Officially launching the HDF, Health and Child Care Minister Dr David Parirenyatwa said Government was determined to ensure that there was value for money for all activities.

“We are cognisant of the fact that our economy does not have enough fiscal space. Thus prioritisation becomes very key in our decision making process,” said Dr Parirenyatwa.

He said as Government implements the HDF, there is also going to be more analysis of our data to find out what exactly is missing to ensure that they remain focused with their interventions.

“The HTF comes to an end at the end of 2015 and with funding of the HDF most of the activities will be continued. HDF will ensure that the momentum is not lost on activities that are already under implementation,” said Dr Parirenyatwa.

UNFPA executive director Ms Kate Gilmore commended Zimbabwe for launching HDF saying the country was in the right direction in line with Sustainable Development Goals (SDGs).

She said the HDF speaks to SDGs in particular Goal 3, which addresses inclusion of universal access to sexual and reproductive health services, maternal health, HIV and AIDS.
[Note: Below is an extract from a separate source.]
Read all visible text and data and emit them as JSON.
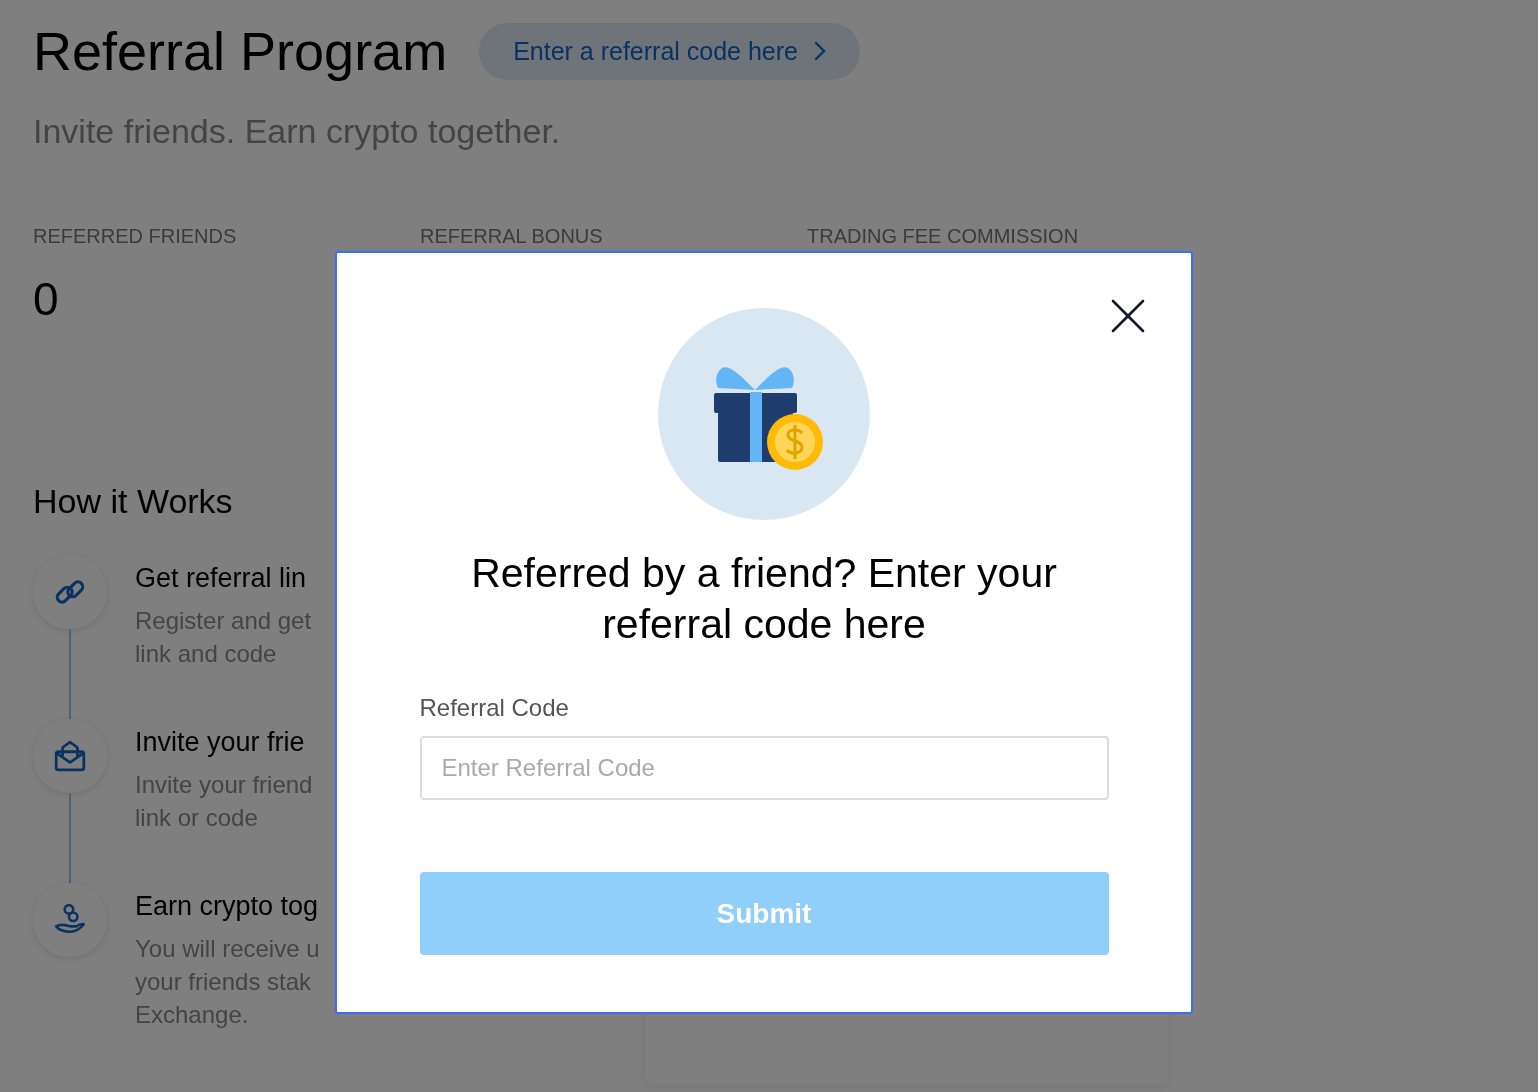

SDG goal 5 zeroes in on discrimination against women and girls, gender-based violence, harmful practices including child, early and forced marriages.

“This is the best way forward to make a difference and achieve our goals. I hope that Zimbabwe through the HDF will lead the way in providing new thinking and innovations that the world can learn from and emulate,” she said.

Since the launch of HTF five years ago, massive improvements have been realised in the health sector with particular reference to maternal and child health.

Latest statistics from the Multiple Indicator Cluster Survey (2014) showed a decline in the number of women who die during child birth to 614 deaths per 100 000 live births down from 910 deaths per 100 000 in 2009.

More than 2 500 midwives have been trained and deployed and allowances were given to critical staff, which went a long way to increase the number of doctors in district hospitals from 70 in 2011 to 139 in 2014.

About 85 percent of primary health care facilities are stocked with essential medicines at any given time.